Mit der Ehe die Erinnerung an die Heimat bewahrt

Elisabeth und Josef Schiller aus Sulzbach an der Murr feiern heute ihre eiserne Hochzeit

Elisabeth und Josef Schiller leben im Seniorenheim Gronbachmühle. Foto: J. Fiedler

Von Hans-Christoph Werner

SULZBACH AN DER MURR. In der Partnerstadt Backnangs, im ungarischen Bácsalmás, wurde Elisabeth Schiller geborene Baumhakl im Jahr 1923 geboren. Die Eltern arbeiteten in der Landwirtschaft und so tat sie es, nachdem sie die Schule abgeschlossen hatte, auch. Als die russische Armee gegen Ende des Zweiten Weltkriegs Ungarn zurückeroberte, bedeutete das für die deutschstämmigen Bewohner des Landes Unheil. Mit vielen anderen wurde Elisabeth Schiller 1944 nach Russland verschleppt. In einer Kohlegrube musste sie schwere körperliche Arbeit leisten.
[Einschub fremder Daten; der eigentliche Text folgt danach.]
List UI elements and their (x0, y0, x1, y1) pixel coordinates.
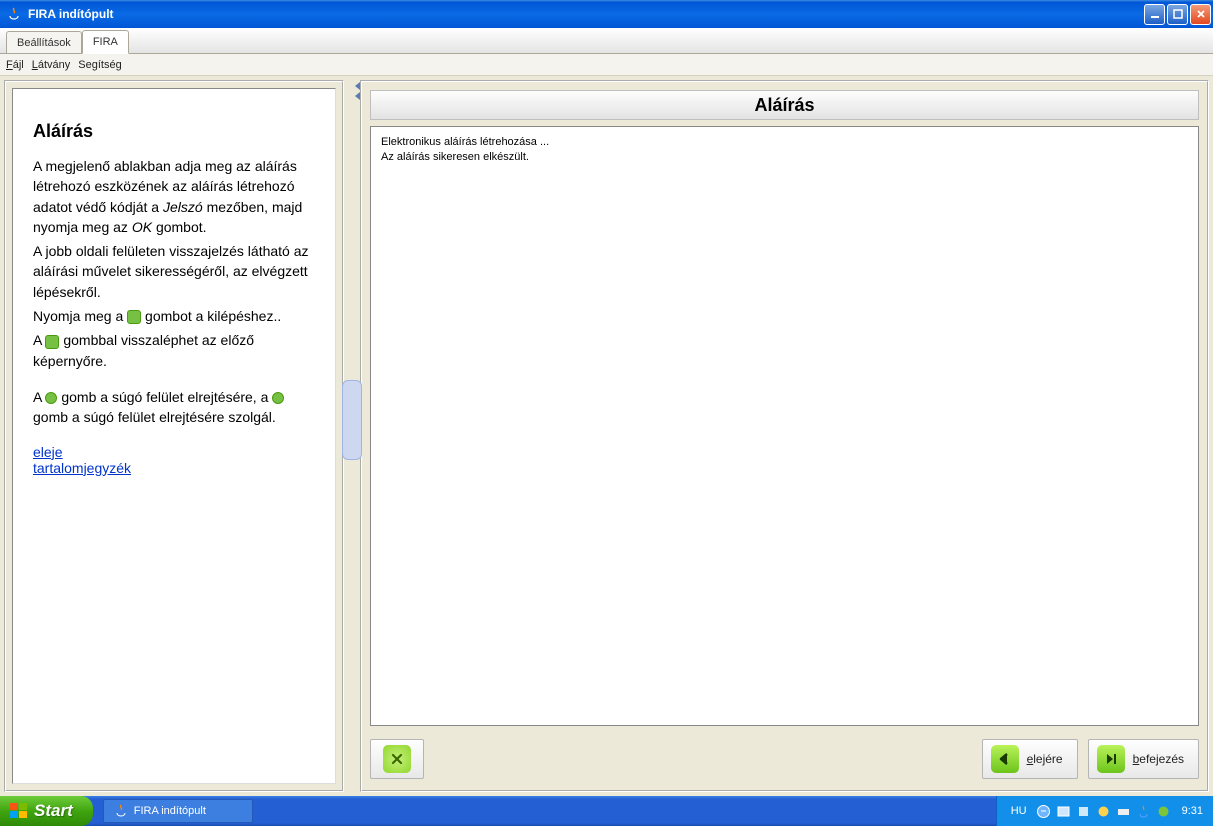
finish-button-label: befejezés (1133, 752, 1184, 766)
main-title: Aláírás (370, 90, 1199, 120)
windows-flag-icon (10, 803, 28, 819)
taskbar-item-fira[interactable]: FIRA indítópult (103, 799, 253, 823)
window-titlebar: FIRA indítópult (0, 0, 1213, 28)
close-button[interactable] (1190, 4, 1211, 25)
tray-icon-1[interactable] (1036, 804, 1051, 819)
menu-bar: Fájl Látvány Segítség (0, 54, 1213, 76)
button-bar: elejére befejezés (370, 736, 1199, 782)
splitter-collapse-icon-2[interactable] (355, 92, 360, 100)
help-heading: Aláírás (33, 121, 321, 142)
tab-fira[interactable]: FIRA (82, 30, 129, 54)
skip-end-icon (1097, 745, 1125, 773)
menu-file[interactable]: Fájl (6, 59, 24, 71)
arrow-left-icon (991, 745, 1019, 773)
tray-icon-5[interactable] (1116, 804, 1131, 819)
work-area: Aláírás A megjelenő ablakban adja meg az… (0, 76, 1213, 796)
java-icon (6, 6, 22, 22)
tray-icon-6[interactable] (1136, 804, 1151, 819)
log-area: Elektronikus aláírás létrehozása ... Az … (370, 126, 1199, 726)
help-paragraph-1: A megjelenő ablakban adja meg az aláírás… (33, 156, 321, 237)
tray-icon-4[interactable] (1096, 804, 1111, 819)
window-title: FIRA indítópult (28, 7, 1144, 21)
maximize-button[interactable] (1167, 4, 1188, 25)
collapse-right-icon (272, 392, 284, 404)
start-button[interactable]: Start (0, 796, 93, 826)
java-small-icon (114, 804, 128, 818)
tray-icon-7[interactable] (1156, 804, 1171, 819)
tray-icon-2[interactable] (1056, 804, 1071, 819)
collapse-left-icon (45, 392, 57, 404)
log-line-1: Elektronikus aláírás létrehozása ... (381, 135, 1188, 150)
help-paragraph-2: A jobb oldali felületen visszajelzés lát… (33, 241, 321, 302)
cancel-button[interactable] (370, 739, 424, 779)
help-scroll-area[interactable]: Aláírás A megjelenő ablakban adja meg az… (12, 88, 336, 784)
splitter-handle[interactable] (342, 380, 362, 460)
main-panel: Aláírás Elektronikus aláírás létrehozása… (360, 80, 1209, 792)
splitter-collapse-icon[interactable] (355, 82, 360, 90)
tab-settings-label: Beállítások (17, 37, 71, 49)
back-icon (45, 335, 59, 349)
splitter[interactable] (348, 80, 356, 792)
menu-view[interactable]: Látvány (32, 59, 71, 71)
link-eleje[interactable]: eleje (33, 444, 63, 460)
cancel-icon (383, 745, 411, 773)
tray-icon-3[interactable] (1076, 804, 1091, 819)
back-button-label: elejére (1027, 752, 1063, 766)
taskbar-item-label: FIRA indítópult (134, 805, 206, 817)
system-tray: HU 9:31 (996, 796, 1213, 826)
help-panel: Aláírás A megjelenő ablakban adja meg az… (4, 80, 344, 792)
help-paragraph-3: Nyomja meg a gombot a kilépéshez.. (33, 306, 321, 326)
clock[interactable]: 9:31 (1182, 805, 1203, 817)
back-button[interactable]: elejére (982, 739, 1078, 779)
help-paragraph-4: A gombbal visszaléphet az előző képernyő… (33, 330, 321, 371)
tab-fira-label: FIRA (93, 36, 118, 48)
link-toc[interactable]: tartalomjegyzék (33, 460, 131, 476)
windows-taskbar: Start FIRA indítópult HU 9:31 (0, 796, 1213, 826)
finish-button[interactable]: befejezés (1088, 739, 1199, 779)
log-line-2: Az aláírás sikeresen elkészült. (381, 150, 1188, 165)
language-indicator[interactable]: HU (1011, 805, 1027, 817)
start-label: Start (34, 801, 73, 821)
tab-strip: Beállítások FIRA (0, 28, 1213, 54)
minimize-button[interactable] (1144, 4, 1165, 25)
menu-help[interactable]: Segítség (78, 59, 121, 71)
menu-view-rest: átvány (38, 59, 70, 71)
tab-settings[interactable]: Beállítások (6, 31, 82, 53)
menu-file-rest: ájl (13, 59, 24, 71)
finish-icon (127, 310, 141, 324)
menu-help-label: Segítség (78, 59, 121, 71)
help-paragraph-5: A gomb a súgó felület elrejtésére, a gom… (33, 387, 321, 428)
Eine furchtbare Erfahrung für sie. Durch den Kohlestaub holte sie sich eine Asthma-Erkrankung, durch Steinschlag zog sie sich eine Verletzung an der Wirbelsäule zu. Als sie nach fünf Jahren 1949 in ihre alte Heimat zurückkehrte, stand sie allein da. Die Eltern waren zwischenzeitlich nach Deutschland geflohen. In dem an der Donau gelegenen Baja in Südungarn kam sie bei Bekannten unter. Auf der Straße beim Spaziergehen lernte sie ihren Ehemann Josef Schiller, Jahrgang 1928, kennen. Drei Jahre später, im Jahr 1952, haben die beiden geheiratet. Gemeinsam zogen sie nach Zamárdi an den Plattensee. In dieser beliebten Urlaubsregion arbeitete sie in einem Erholungsheim. Josef Schiller stellte in der Stadt die Post zu. Zwischenzeitlich hatte Elisabeth Schiller Nachricht von ihren Eltern in Deutschland erhalten. Und so versuchte sie, die Genehmigung für eine Besuchsreise zu erhalten. Dreimal wurde das abschlägig beschieden. Durch Beziehungen wurde es dann doch möglich. Die Schillers reisten nach Deutschland. Und blieben dort, Haus und Hof in Ungarn zurücklassend. Wohnung und Arbeit fanden sie beide zunächst in Bietigheim.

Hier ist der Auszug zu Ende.